89.      Under section 49 of the Act and the tribunal rules, the tribunal will generally order an unsuccessful party to reimburse a successful party for tribunal fees and reasonable expenses related to the dispute resolution process. I see no need to strata from this general rule. The owner has been the more successful party. Accordingly, I order the strata to reimburse the owner $225 in tribunal fees paid.

90.      The owner’s remaining claims are dismissed.

91.      Under section 189.4(b) of the SPA, an owner who brings a tribunal claim against the strata corporation is not required to contribute to the expenses of bringing that claim. I order the strata to ensure that no part of the strata’s expenses with respect to defending this claim are allocated to the owner.

92.      Under section 57 of the Act, a party can enforce this final tribunal decision by filing, in the Supreme Court of British Columbia, a validated copy of the order which is attached to this decision. The order can only be filed if, among other things, the time for an appeal under section 56.5(3) of the Act has expired and leave to appeal has not been sought or consented to. Once filed, a tribunal order has the same force and effect as an order of the Supreme Court of British Columbia.

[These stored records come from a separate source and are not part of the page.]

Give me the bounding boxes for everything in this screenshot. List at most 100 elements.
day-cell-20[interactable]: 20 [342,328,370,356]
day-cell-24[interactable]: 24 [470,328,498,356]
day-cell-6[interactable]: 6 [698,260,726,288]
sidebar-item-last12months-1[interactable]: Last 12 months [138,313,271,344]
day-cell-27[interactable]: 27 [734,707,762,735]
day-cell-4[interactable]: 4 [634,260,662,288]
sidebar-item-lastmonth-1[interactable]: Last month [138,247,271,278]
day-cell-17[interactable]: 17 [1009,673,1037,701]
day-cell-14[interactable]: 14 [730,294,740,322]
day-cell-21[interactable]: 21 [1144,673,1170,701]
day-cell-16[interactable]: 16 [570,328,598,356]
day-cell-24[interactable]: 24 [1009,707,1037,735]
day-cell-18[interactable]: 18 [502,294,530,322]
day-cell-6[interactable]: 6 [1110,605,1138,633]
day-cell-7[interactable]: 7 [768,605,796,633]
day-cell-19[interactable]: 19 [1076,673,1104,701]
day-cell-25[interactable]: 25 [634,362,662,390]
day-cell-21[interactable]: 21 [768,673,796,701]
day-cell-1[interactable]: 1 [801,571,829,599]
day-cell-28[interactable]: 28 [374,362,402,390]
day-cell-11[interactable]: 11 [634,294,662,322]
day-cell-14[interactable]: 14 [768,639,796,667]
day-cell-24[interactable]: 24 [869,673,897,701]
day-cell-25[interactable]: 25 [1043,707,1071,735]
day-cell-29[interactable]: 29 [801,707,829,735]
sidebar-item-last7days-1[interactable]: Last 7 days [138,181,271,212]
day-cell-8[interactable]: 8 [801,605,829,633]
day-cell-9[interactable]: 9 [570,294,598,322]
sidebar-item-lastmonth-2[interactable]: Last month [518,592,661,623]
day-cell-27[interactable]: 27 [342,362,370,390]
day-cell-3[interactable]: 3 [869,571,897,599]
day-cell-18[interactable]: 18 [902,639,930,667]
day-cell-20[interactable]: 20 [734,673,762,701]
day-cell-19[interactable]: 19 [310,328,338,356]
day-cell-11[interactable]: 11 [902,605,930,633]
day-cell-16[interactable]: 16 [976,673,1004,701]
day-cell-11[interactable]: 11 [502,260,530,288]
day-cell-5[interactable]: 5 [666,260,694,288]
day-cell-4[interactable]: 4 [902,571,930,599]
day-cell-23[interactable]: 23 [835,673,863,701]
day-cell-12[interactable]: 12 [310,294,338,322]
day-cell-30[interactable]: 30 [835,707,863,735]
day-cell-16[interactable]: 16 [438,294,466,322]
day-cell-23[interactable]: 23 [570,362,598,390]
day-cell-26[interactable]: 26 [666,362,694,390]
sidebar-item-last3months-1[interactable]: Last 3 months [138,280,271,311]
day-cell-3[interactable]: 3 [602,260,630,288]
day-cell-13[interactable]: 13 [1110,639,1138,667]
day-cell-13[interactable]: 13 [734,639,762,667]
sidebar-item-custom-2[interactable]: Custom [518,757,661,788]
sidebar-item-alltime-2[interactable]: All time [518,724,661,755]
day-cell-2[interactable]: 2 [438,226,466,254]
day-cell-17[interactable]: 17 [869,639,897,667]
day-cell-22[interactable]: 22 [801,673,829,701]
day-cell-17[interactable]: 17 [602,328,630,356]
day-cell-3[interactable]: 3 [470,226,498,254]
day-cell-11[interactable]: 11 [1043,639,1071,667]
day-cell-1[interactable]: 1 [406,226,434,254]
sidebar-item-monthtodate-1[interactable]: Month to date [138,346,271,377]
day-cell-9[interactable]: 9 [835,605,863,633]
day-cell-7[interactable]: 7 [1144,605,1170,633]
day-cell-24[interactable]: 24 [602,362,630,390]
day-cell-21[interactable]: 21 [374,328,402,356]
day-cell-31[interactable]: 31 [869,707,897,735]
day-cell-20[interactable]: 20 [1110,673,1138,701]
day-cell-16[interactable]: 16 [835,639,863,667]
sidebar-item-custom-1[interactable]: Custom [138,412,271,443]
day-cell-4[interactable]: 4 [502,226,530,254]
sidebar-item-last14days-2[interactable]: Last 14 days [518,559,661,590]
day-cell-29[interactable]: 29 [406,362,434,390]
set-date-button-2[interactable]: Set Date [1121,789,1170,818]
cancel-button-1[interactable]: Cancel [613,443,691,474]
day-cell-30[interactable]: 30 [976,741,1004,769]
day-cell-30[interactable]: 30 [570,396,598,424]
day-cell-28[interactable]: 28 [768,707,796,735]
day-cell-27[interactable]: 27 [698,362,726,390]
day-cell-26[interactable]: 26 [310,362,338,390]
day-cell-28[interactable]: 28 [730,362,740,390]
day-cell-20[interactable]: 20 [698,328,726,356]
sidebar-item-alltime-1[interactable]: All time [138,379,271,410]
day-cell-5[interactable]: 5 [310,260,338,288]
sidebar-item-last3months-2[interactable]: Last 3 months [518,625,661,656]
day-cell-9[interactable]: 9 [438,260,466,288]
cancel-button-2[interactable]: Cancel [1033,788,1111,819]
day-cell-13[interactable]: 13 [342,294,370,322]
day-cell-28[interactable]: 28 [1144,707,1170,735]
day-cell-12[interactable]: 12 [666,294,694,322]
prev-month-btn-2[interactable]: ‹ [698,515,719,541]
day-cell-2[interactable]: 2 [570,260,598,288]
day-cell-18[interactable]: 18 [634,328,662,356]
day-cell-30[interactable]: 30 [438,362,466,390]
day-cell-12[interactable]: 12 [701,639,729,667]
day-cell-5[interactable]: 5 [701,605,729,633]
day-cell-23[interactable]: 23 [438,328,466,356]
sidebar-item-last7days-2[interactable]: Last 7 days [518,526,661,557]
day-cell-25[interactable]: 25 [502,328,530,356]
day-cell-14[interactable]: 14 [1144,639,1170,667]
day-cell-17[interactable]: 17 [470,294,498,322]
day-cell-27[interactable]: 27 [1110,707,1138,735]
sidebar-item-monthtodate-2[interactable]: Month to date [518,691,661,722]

93.      Orders for financial compensation or the return of personal property can also be enforced through the Provincial Court of British Columbia. However, the principal amount or the value of the personal property must be within the Provincial Court of British Columbia’s monetary limit for claims under the Small Claims Act (currently $35,000). Under section 58 of the Act, the Applicant can enforce this final decision by filing in the Provincial Court of British Columbia a validated copy of the order which is attached to this decision.  The order can only be filed if, among other things, the time for an appeal under section 56.5(3) of the Act has expired and leave to appeal has not been sought or consented to. Once filed, a tribunal order has the same force and effect as an order of the Provincial Court of British Columbia.